It has a talking Raccoon.... the end
In a world where D.C appear to be struggling with Batman and Superman, Marvel have the audacity to make a film about a talking raccoon, a tree creature capable of saying only three words and a truckload of other characters that even the most devoted of fanboys would shrug their shoulders at, and incidentally they happen to make one of the biggest successes of the year. It would be easy to dismiss the unlikely success, arguing that, at this stage, Marvel could make a whole film about cereal and audiences would flock in droves to see it, but credit where it is due, it takes confidence to sink this much time and money into this much of a gamble.
The film has three USPs. 1: It expands the marvel universe to a cosmic level, broadening the possible scope for the rest of the films yet to come. 2: It capitalizes on its lesser known characters and has fun with them, creating an edgier band of heroes to follow than other comic book adaptations offer and 3: it has one of the coolest damn soundtracks in cinema history.
Perhaps the funniest film of the year as well, Guardians of the Galaxy outshines 2014’s comedies in the laughs department (yes, even 22 Jump Street) thanks to sharp writing and lively direction from James Gunn (who finally gets the big break he deserves) and excellent performances, from Chris Pratt and Bradley Cooper in particular. There’s the odd moment where the gags do come across a bit forced, but these are few and far between.

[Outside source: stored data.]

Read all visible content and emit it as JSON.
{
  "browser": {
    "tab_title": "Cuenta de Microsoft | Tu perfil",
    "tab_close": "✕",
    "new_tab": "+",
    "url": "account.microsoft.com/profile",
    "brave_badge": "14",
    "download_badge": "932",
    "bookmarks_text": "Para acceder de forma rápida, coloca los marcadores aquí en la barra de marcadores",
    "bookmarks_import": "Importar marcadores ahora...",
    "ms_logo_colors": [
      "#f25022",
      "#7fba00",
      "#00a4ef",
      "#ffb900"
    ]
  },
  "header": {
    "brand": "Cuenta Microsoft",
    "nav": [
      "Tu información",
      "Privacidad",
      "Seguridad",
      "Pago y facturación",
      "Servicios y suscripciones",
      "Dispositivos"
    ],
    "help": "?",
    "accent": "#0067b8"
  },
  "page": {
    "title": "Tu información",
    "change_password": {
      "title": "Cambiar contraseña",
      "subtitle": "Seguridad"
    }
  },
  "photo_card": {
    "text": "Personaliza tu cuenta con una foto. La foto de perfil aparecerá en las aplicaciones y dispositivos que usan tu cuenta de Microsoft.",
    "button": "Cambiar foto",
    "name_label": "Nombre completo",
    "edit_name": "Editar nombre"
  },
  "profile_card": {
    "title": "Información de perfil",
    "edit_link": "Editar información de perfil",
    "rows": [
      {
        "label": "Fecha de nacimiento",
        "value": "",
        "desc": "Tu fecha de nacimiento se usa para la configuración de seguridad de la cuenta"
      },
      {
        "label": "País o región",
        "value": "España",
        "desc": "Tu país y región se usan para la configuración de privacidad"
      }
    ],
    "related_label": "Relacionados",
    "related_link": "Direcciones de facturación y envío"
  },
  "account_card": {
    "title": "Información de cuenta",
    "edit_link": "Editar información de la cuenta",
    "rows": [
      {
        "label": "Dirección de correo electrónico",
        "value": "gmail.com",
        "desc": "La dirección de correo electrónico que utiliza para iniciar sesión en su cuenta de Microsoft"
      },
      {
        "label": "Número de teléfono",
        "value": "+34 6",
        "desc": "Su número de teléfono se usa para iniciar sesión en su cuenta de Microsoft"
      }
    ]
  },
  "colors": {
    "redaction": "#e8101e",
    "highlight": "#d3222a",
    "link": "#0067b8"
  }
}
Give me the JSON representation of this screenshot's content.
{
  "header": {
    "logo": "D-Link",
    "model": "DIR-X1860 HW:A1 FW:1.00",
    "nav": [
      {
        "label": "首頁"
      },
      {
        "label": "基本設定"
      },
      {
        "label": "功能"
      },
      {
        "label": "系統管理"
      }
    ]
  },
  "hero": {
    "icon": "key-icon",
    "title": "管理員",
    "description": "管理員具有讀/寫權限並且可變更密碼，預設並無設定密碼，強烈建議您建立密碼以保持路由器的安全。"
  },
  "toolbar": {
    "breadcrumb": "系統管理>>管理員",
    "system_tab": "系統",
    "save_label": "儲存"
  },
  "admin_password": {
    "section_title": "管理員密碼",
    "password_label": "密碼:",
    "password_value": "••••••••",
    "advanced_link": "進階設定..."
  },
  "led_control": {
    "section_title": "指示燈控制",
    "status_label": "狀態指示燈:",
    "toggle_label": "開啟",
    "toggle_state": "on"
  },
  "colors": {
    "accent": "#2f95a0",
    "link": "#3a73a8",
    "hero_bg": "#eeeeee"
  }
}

Paradoxically however, when it tries to be more sincere it loses a lot of its mojo, not all the time (the ending is quite affecting) but it works best when its at its most irreverent. This causes some issues in that: you want it to be fun and snappy all the time, but want it to feel effortlessly so, which is to be fair, asking quite a lot. Still on more than one occasion the film oozes unforced charm and cool (Peter Quill dancing anyone?)
Ban Davis’ cinematography is striking and vibrant, he seems to have a knack for translating the essence of comic-books to the screen and blending it with a cool punky aesthetic (as he did in Kick-Ass), not enough blockbusters are bright and colourful these days. Action sequences are all good but lack originality, even the final spectacle feels like a bit like déjà vu, perhaps a consequence of the over-reliance of Marvel’s on the last act bonanza’s in recent times.But an early jail break is sparky and fun in a way that really evidences the best qualities of the film.
Unfortunately almost all of that energy disappears whenever the film leaves the central team itself. The rest of the supporting cast leave absolutely no impression of their own (except for Michael Rooker’s Yondu), and whenever we’re asked to spend some time with them it brings down the mood drastically. The villains are especially lame, Ronan the Accuser’s only defining characteristics seem to be that he’s a bit moody all the time and has a deep voice. Meanwhile arch evil Thanos, who remains mostly in the background here, shows up only once in the flesh – and it is embarrassing. Floating on a throne presiding over an entire kingdom consisting of a rock, he looks confused and little helpless.
Still, when the titular Guardians are together everything clicks much more convincingly. The dynamics between the team are all so perfect and there’s a clear affection that’s gone into its construction. This is a tent-pole movie that relies on its offbeat personality more than anything else, and it has tons of it to spare, and it either deserves an extra star, or a star taken away, for getting hooked on a feeling stuck in our heads for the rest of the foreseeable future.
Guardians of the Galaxy (2014), directed by James Gunn, is released on Blu-Ray and DVD in the UK by Walt Disney Studios Motion Pictures, Certificate 12.